It may be supposed that there are few People among us so ignorant, but must necessarily know of what value the Falls of Water are in most Places, as being applicable to mills; which are made after various kinds and forms, according to the different genius and abilities of the mill right; for mill work being in manner infinitely diversified; and had I leisure to comment there on, and give you an account,not only of the vast variety that I have seen and heard of; but (when encouraged) what may yet brought to work by steady stream, and the rotation or circular motion of a water-wheel, it would swell these papers to a much larger volume than was at first designed, and frustrate my intended brevity. I only just hint this to show what use this Engine may be put to in working of mills, especially where coals are cheap.
I have only this to urge, that water in its fall from any determinate height, has simply a force answerable and equal to the force that raises it. So that an engine which will raise as much water as two horses, working together at one time in such a work, can do, and for which there must be constantly kept ten or twelve horses for doing the same. Then I say, such an engine may be made large enough to do the work required in employing eight, ten, fifteen, or twenty horses to be constantly maintained and kept for doing such a work; it will be improper to stint or confine its uses and operation in reflect of water-mills.
For the water. Be the mine never so deep, each engine working it 60, 70, or80 foot high by applying or setting the engines one over another, as shall be showed at large hereafter in the following pages, you may by a sufficient number of engines keep the bottom of any mine dry; and when once you know how large your feeder or spring is, it is very easy to know what sized engine , or what number of engines will do your business.
The coals used in this engine is of as little value, as the coals commonly burned on the mouths of the coal-pits are: for an engine of a three inch-bore, or the there about, working the water up 60 foot high, requires a fire-place of not above twenty inches deep and about fourteen or fifteen inches wide, which will occasion so small a consumption, that in a coal-pit it is of no account, as we have experienced. And in all parts of England where there are mines; coals are so cheap, that the charge of them is not to be mentioned when we consider the vast quantity of water raised by the inconsiderable value of the coals used and burnt in so small a furnace. What the quantity of coals used for one engine in a year is, cannot easily be ascertained, because of the different nature of the several sorts of coals.

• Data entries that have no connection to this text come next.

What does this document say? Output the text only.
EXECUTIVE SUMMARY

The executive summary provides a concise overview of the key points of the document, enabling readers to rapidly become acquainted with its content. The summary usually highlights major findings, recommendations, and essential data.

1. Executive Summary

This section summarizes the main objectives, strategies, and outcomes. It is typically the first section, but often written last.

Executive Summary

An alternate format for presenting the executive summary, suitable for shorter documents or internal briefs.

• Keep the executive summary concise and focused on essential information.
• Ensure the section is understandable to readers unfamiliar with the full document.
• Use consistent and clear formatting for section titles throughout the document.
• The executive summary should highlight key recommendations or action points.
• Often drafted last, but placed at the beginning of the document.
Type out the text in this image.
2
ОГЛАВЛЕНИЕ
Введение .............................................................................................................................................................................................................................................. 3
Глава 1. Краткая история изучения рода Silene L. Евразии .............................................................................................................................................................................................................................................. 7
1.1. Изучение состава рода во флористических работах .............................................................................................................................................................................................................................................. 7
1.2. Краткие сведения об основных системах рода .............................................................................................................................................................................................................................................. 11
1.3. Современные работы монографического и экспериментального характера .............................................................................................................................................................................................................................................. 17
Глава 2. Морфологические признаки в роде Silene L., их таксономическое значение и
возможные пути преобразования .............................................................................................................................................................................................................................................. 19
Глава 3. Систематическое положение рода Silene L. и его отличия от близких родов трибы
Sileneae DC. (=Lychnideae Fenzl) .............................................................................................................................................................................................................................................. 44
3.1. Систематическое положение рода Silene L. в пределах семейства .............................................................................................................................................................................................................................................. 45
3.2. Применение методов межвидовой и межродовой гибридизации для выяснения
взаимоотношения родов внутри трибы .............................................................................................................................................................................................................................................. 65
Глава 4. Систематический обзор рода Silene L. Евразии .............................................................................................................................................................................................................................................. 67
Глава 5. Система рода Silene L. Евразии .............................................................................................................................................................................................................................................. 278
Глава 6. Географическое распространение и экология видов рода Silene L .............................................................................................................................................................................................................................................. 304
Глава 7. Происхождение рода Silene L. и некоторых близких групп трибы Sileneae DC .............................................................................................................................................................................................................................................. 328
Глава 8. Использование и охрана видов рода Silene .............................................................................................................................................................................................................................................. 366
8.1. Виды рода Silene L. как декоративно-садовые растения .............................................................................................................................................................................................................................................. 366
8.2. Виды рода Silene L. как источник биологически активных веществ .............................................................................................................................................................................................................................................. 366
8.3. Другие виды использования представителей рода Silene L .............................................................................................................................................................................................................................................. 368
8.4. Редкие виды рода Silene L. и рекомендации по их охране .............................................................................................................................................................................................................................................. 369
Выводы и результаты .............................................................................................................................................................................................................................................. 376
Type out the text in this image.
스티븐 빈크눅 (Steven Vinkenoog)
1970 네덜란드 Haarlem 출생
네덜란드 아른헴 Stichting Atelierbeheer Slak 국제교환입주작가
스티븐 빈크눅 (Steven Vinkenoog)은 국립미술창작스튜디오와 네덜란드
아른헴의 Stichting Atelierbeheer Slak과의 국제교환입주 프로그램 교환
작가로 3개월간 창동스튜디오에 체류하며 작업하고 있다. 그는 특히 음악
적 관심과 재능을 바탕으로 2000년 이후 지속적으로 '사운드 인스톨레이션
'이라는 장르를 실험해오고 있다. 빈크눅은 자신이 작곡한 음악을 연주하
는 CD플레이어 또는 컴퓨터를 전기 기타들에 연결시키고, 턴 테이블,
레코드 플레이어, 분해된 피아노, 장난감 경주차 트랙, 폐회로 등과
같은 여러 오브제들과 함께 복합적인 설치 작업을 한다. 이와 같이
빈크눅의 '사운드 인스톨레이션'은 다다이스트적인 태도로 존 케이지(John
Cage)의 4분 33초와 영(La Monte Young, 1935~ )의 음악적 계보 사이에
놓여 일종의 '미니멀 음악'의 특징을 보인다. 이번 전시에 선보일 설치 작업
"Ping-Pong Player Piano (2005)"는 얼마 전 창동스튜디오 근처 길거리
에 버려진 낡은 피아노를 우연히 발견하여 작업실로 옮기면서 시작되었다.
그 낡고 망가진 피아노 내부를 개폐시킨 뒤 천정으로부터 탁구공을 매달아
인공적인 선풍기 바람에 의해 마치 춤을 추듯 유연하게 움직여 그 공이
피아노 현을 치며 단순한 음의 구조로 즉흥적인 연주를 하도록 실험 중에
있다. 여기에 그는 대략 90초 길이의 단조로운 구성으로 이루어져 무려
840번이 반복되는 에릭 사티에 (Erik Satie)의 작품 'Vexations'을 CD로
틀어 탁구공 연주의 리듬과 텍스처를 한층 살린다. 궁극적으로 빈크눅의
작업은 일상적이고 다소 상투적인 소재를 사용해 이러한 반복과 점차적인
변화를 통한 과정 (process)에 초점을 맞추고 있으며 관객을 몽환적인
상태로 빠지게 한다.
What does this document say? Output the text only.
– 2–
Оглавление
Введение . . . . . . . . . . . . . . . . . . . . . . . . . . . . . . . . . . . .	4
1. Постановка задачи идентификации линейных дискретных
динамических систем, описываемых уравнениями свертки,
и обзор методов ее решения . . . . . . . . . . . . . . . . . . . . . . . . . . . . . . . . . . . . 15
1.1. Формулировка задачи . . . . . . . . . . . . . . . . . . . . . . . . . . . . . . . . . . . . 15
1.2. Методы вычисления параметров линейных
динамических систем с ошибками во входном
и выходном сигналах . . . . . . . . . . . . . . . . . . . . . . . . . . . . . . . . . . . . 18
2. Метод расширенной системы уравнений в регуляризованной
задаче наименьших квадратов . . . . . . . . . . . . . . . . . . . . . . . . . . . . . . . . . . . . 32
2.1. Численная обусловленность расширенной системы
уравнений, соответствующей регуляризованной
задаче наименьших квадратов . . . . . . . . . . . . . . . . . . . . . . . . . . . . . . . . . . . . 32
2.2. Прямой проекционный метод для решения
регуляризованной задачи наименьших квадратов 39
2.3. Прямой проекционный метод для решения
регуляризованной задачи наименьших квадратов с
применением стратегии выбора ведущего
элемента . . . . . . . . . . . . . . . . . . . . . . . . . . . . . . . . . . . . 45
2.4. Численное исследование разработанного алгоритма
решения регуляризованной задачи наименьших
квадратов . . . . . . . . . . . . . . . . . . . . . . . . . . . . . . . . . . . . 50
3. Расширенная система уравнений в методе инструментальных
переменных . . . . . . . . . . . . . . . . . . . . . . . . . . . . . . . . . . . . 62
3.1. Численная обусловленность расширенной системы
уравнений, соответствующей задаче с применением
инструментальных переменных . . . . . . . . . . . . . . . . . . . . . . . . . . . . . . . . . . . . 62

As for the cure of damps by this engine, the air perpetually crowding into the ash-hole and fire-place, as it is natural for it to do, and with a most impetuous force discharge with the smoke at the top of the chimney, the contiguous air is successively following it; so that not only all steams or vapors whatsoever, that may or can arise, must naturally force its way through the fire and so be discharged at the top with the smoke. But this motion of the fire will occasion the fresh Air to descend from above, down all the pits, and every where else in the mine, but down the chimney; provided you have a heading drift, or passage from all the shafts, or pits inin the same work it matters not; for here will be a perpetual circulation of air, andwith that swiftness, as is hardly to be believed. This I have tried, and know to be true; so leave the ingenious miner to his own judgment. Whether when all the air is in a swift motion, that any stagnation of air (which has always been adjudged the cause of damps) can happen in any pit.